The first DNA sequencing methods were developed by Gilbert (1973)^[8] and Sanger (1975).^[9] Gilbert introduced a sequencing method based on chemical modification of DNA followed by cleavage at specific bases whereas Sanger's technique is based on dideoxynucleotide chain termination. The Sanger method became popular due to its increased efficiency and low radioactivity. The first automated DNA sequencer was the AB370A, introduced in 1986 by Applied Biosystems. The AB370A was able to sequence 96 samples simultaneously, 500 kilobases per day, and reaching read lengths up to 600 bases. This was the beginning of the "first generation" of DNA sequencers,^[2]^[3] which implemented Sanger sequencing, fluorescent dideoxy nucleotides and polyacrylamide gel sandwiched between glass plates - slab gels. The next major advance was the release in 1995 of the AB310 which utilized a linear polymer in a capillary in place of the slab gel for DNA strand separation by electrophoresis. These techniques formed the base for the completion of the human genome project in 2001.^[4] The human genome project spurred the development of cheaper, high throughput and more accurate platforms known as Next Generation Sequencers (NGS). In 2005, 454 Life Sciences released the 454 sequencer, followed by Solexa Genome Analyzer and SOLiD (Supported Oligo Ligation Detection) by Agencourt in 2006. Applied Biosystems acquired Agencourt in 2006, and in 2007, Roche bought 454 Life Sciences, while Illumina purchased Solexa. Ion Torrent entered the market in 2010 and was acquired by Life Technologies (now Thermo Fisher Scientific). And BGI started manufacturing sequencers in China after acquiring Complete Genomics under their MGI arm. These are still the most common NGS systems due to their competitive cost, accuracy, and performance.

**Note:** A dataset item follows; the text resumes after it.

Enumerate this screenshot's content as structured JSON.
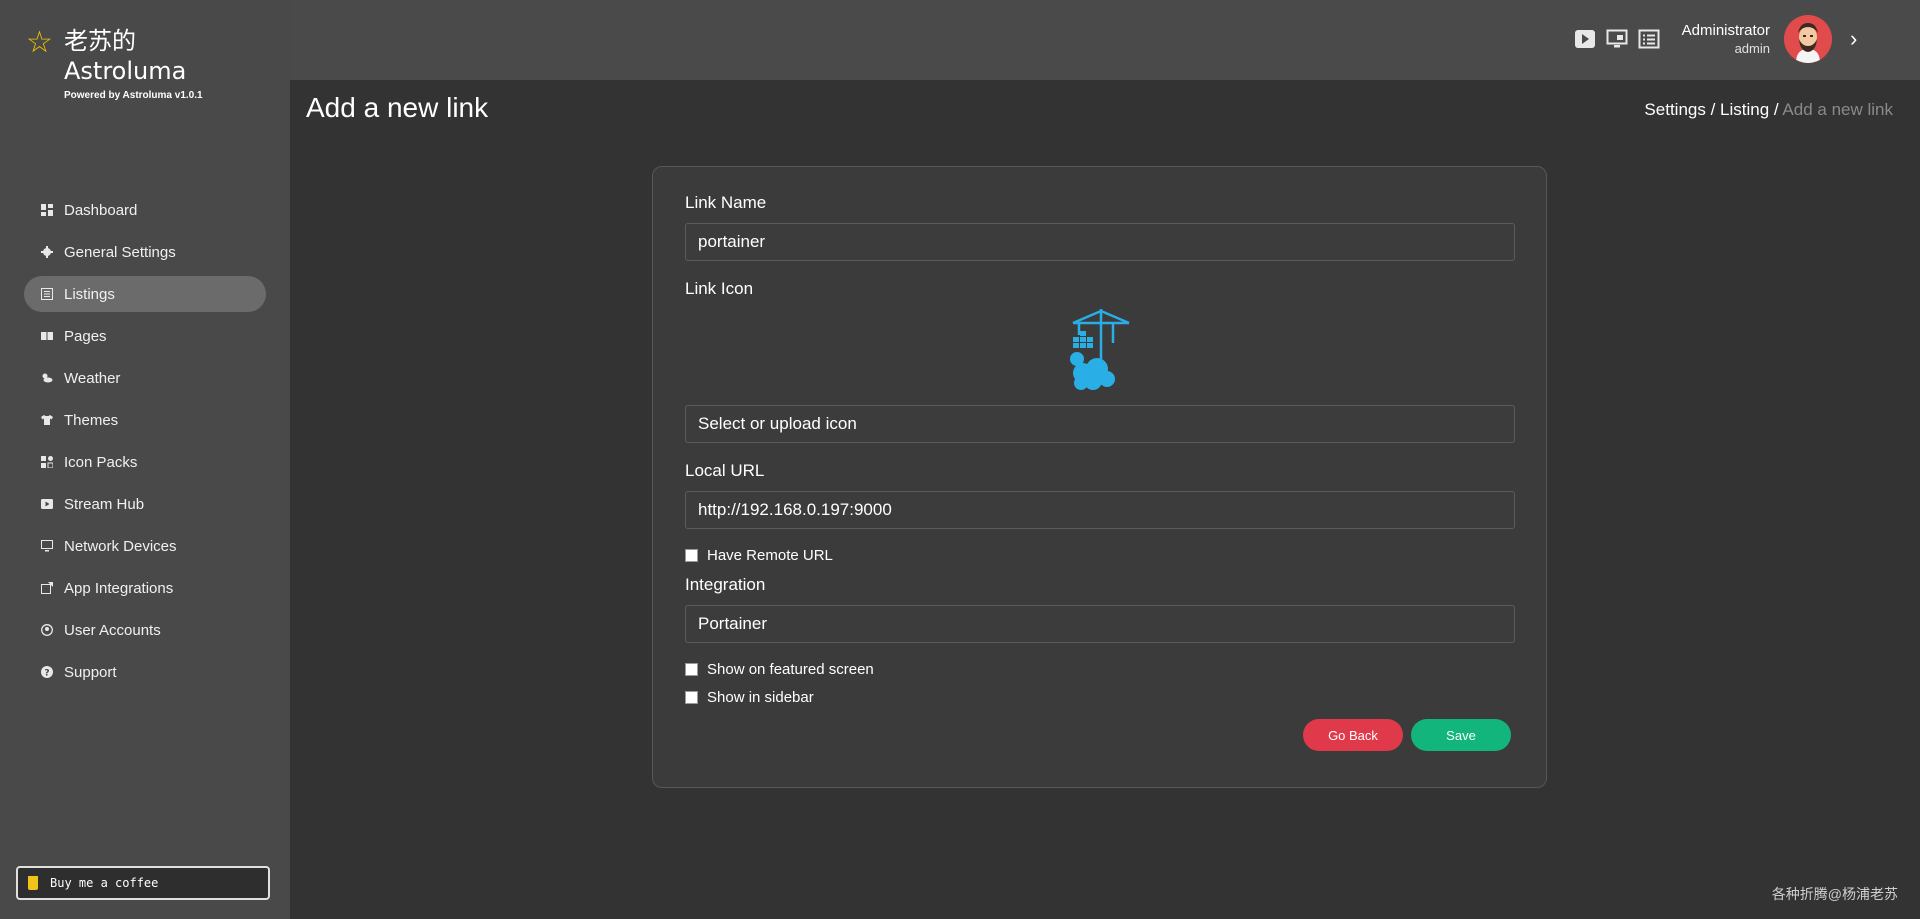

More recently, a third generation of DNA sequencers was introduced. The sequencing methods applied by these sequencers do not require DNA amplification (polymerase chain reaction – PCR), which speeds up the sample preparation before sequencing and reduces errors. In addition, sequencing data is collected from the reactions caused by the addition of nucleotides in the complementary strand in real time. Two companies introduced different approaches in their third-generation sequencers. Pacific Biosciences sequencers utilize a method called Single-molecule real-time (SMRT), where sequencing data is produced by light (captured by a camera) emitted when a nucleotide is added to the complementary strand by enzymes containing fluorescent dyes. Oxford Nanopore Technologies is another company developing third-generation sequencers using electronic systems based on nanopore sensing technologies.

GS Run Processor converts raw images generated by a sequencing run into intensity values. The process consists of two main steps: image processing and signal processing. The software also applies normalization, signal correction, base-calling and quality scores for individual reads. The software outputs data in Standard Flowgram Format (or SFF) files to be used in data analysis applications (GS De Novo Assembler, GS Reference Mapper or GS Amplicon Variant Analyzer).

[18]

GS De Novo Assembler is a tool for de novo assembly of whole-genomes up to 3GB in size from shotgun reads alone or combined with paired end data generated by 454 sequencers. It also supports de novo assembly of transcripts (including analysis), and also isoform variant detection.

[17]

GS Reference Mapper maps short reads to a reference genome, generating a consensus sequence. The software is able to generate output files for assessment, indicating insertions, deletions and SNPs. Can handle large and complex genomes of any size.

[17]

Finally, the GS Amplicon Variant Analyzer aligns reads from amplicon samples against a reference, identifying variants (linked or not) and their frequencies. It can also be used to detect unknown and low-frequency variants. It includes graphical tools for analysis of alignments.